L’Union européenne, cet ordre juridique sans qualités

Les 8 ou 9 juin 2024, nous serons appelés à voter. Ce sont les élections européennes. Les discours se multiplient, les sondages s’empilent, certains s’inquiètent, d’autres jubilent… C’est la grande agitation. À la lecture des slogans, à l’écoute des débats, on peut éprouver une certaine lassitude. Promet de se rejouer encore la même pièce tragi-comique que d’habitude : une Europe jouera la morale de la nécessité progressiste de l’approfondissement de l’intégration supranationale quand une autre Europe jouera celle de la nécessité protectrice du renforcement de la souveraineté nationale. À l’horizon, les éditorialistes des gazettes nous annoncent une-poussée-de-l’-abstention et la-montée-des-extrêmes… Fatalité ?

Hasard du calendrier, les élections européennes se tiendront non seulement quelques semaines avant la date anniversaire du célèbre arrêt Costa c/ Enel rendu par la Cour de Justice des Communautés Européennes le 15 juillet 1964, mais également à quelques jours de la dernière leçon du cours que donne au Collège de France depuis début avril, sous le titre « Le continent sans qualités : des marque-pages dans le livre de l’Europe », le philosophe allemand Peter Sloterdijk (il y a été nommé sur la chaire annuelle intitulée : « L’invention de l’Europe par les langues et les cultures », et est accompagné de séminaires assurés par différents intervenants du 4 avr. au 17 juin 2024). Voilà deux évènements qui peuvent nous permettre précisément de penser l’instant européen à venir.

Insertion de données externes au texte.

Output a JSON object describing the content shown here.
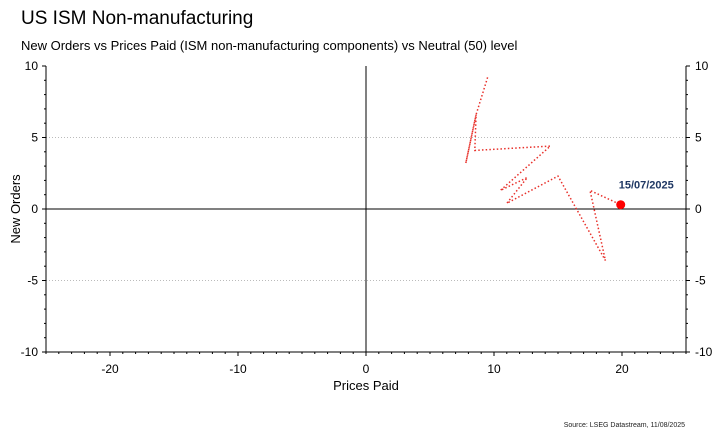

L’arrêt Costa c/ Enel aura donc soixante ans ! Souvenons-nous de ces motifs célèbres : « À la différence des traités internationaux ordinaires, le traité de la C.E.E. a institué un ordre juridique propre intégré au système juridique des États (…) et qui s'impose à leur juridiction (…) En instituant une communauté de durée illimitée, dotée d'institutions propres, de la personnalité, de la capacité juridique, d'une capacité de représentation internationale et plus particulièrement de pouvoirs réels issus d'une limitation de compétence ou d'un transfert d'attributions des États à la Communauté, ceux-ci ont limité leurs droits souverains et créé ainsi un corps de droit applicable à leurs ressortissants et à eux-mêmes (…) ».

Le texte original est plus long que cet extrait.